For the former variant, the prediction network \(f_p\) receives more than a single \(\mathbf{c}_{t}\). For the latter variant, we can turn to algorithms from the subfield of recurrent neural networks (RNNs). A variety of architectures have been proposed to encode and store temporal states of a system, the most popular ones being long short-term memory (LSTM) networks, gated recurrent units (GRUs), or lately attention-based transformer networks. No matter which variant is used, these approaches always work with fully-connected layers as the latent space vectors do not exhibit any spatial structure, but typically represent a seemingly random collection of values. Due to the fully-connected layers, the prediction networks quickly grow in terms of their parameter count, and thus require a relatively small latent-space dimension \(m\). Luckily, this is in line with our main goals, as outlined at the top.

End-to-end training#

In the formulation above we have clearly split the en- / decoding and the time prediction parts. However, in practice an end-to-end training of all networks involved in a certain task is usually preferable, as the networks can adjust their behavior in accordance with the other components involved in the task.

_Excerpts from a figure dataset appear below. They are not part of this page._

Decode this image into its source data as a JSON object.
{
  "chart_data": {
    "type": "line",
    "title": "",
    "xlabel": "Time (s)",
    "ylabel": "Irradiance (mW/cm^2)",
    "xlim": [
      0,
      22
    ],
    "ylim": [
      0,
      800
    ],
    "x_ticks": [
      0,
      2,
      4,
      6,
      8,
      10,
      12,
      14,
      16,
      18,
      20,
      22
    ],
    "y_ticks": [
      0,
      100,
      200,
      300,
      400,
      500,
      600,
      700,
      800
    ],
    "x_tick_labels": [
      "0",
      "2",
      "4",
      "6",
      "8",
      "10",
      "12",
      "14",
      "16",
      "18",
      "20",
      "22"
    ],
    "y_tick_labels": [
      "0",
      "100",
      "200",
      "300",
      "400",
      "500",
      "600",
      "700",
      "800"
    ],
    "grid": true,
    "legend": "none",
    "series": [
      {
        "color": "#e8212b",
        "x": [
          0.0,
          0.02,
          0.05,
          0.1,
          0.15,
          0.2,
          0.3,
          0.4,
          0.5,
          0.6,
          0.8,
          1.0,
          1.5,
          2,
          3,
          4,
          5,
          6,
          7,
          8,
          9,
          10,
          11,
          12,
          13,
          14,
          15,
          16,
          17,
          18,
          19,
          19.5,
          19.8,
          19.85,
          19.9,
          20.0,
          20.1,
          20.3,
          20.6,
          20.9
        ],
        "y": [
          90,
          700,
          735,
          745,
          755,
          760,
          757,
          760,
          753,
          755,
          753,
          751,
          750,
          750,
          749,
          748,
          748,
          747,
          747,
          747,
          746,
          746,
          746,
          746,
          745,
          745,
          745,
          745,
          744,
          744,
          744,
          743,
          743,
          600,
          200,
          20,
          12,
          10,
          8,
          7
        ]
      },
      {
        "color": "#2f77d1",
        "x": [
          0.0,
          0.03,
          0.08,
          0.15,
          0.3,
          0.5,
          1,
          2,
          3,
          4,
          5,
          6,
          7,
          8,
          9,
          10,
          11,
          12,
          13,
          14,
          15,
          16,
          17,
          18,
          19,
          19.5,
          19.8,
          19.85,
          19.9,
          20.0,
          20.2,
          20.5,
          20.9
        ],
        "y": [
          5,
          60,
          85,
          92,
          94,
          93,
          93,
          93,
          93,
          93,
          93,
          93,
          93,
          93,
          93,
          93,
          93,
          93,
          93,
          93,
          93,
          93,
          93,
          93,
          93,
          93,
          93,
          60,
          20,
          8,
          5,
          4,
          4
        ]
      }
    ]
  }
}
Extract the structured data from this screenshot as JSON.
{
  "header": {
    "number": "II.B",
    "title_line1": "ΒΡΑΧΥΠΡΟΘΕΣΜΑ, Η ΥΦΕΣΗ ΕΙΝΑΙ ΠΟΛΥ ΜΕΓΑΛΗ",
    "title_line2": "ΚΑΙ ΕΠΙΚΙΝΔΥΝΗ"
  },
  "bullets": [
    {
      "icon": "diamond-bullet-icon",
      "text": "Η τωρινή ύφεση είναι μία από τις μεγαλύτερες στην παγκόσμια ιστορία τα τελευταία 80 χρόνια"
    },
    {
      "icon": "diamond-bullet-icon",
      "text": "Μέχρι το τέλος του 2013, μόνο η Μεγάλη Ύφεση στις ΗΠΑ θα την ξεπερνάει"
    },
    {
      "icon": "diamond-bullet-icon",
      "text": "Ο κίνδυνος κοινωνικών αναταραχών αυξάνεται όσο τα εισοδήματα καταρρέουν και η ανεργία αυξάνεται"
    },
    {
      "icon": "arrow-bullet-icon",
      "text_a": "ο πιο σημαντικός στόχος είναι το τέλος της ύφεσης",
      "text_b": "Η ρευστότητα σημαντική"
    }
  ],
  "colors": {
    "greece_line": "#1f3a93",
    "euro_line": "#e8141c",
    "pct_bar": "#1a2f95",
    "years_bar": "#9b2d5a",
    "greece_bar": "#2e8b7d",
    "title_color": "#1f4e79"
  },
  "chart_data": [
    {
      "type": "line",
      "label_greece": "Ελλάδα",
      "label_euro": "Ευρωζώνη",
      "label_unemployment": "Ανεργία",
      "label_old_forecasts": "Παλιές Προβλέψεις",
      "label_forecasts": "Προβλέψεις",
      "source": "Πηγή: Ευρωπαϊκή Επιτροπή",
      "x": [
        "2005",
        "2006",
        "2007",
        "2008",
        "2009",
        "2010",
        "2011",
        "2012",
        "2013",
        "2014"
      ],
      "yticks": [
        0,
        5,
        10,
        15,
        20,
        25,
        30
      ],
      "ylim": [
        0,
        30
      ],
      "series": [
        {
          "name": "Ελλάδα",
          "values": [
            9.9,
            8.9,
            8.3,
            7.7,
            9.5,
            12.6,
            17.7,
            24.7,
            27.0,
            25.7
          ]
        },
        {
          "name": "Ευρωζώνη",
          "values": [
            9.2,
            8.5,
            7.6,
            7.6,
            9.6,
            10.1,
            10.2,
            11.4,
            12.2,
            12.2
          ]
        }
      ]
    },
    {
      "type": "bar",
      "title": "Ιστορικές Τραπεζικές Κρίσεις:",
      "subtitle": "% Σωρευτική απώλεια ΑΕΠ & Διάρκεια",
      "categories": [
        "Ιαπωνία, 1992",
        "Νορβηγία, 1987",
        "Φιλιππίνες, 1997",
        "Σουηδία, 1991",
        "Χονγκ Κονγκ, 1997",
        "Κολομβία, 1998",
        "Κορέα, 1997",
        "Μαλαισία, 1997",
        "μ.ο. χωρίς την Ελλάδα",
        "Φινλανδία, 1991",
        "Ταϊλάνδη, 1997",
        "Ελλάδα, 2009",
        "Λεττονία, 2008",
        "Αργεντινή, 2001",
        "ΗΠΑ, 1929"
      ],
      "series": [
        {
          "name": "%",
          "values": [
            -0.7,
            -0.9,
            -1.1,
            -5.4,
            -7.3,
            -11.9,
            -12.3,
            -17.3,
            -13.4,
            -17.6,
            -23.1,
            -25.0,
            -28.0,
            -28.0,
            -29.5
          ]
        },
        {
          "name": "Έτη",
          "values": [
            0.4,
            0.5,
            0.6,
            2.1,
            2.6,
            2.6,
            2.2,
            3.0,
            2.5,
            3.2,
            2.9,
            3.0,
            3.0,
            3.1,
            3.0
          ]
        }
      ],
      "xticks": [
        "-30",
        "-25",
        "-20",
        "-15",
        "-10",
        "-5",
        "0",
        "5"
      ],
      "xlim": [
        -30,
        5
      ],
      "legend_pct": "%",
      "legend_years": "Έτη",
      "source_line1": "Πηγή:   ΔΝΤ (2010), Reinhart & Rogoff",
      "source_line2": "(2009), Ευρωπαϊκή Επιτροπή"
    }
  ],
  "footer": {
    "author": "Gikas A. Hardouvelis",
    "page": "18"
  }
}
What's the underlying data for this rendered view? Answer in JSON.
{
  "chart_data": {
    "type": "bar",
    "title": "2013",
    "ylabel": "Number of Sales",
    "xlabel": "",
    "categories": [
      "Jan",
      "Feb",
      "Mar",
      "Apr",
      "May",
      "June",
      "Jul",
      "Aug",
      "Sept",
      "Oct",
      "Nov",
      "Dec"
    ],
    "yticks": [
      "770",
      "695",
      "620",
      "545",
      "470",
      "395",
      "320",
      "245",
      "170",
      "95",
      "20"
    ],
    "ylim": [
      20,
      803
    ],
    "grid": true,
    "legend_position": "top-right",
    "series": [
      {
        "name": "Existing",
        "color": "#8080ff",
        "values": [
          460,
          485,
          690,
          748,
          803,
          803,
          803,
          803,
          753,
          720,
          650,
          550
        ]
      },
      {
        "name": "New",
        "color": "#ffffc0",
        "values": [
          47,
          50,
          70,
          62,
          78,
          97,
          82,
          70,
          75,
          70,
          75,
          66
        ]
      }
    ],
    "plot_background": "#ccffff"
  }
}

For the time prediction, we can formulate the objective in terms of \(\mathbf{s}\), and use en- and decoder in the time prediction to compute the loss:

\[ \text{arg min}_{\theta_e,\theta_p,\theta_d} | f_d( f_p( f_e( \mathbf{s}_{t} ;\theta_e) ;\theta_p) ;\theta_d) - \mathbf{s}_{t+1} |_2^2 \]

Ideally, this step is furthermore unrolled over time to stabilize the evolution over time. The resulting training will be significantly more expensive, as more weights need to be trained at once, and a much larger number of intermediate states needs to be processed. However, the increased cost typically pays off with a reduced overall inference error.

_images/others-timeseries-lss-subdiv-prediction.jpg

Fig. 30 Several time frames of an example prediction from [WKA+20], which additionally couples the learned time evolution with a numerically solved advection step. The learned prediction is shown at the top, the reference simulation at the bottom.#

To summarize, DL allows us to move from linear subspaces to non-linear manifolds, and provides a basis for performing complex steps (such as time evolutions) in the resulting latent space.

Source code#

In order to make practical experiments in this area of deep learning, we can recommend this latent space simulation code, which realizes an end-to-end training for encoding and prediction. Alternatively, this learned model reduction code focuses on the encoding and decoding aspects.

Both are available as open source and use a combination of TensorFlow and mantaflow as DL and fluid simulation frameworks.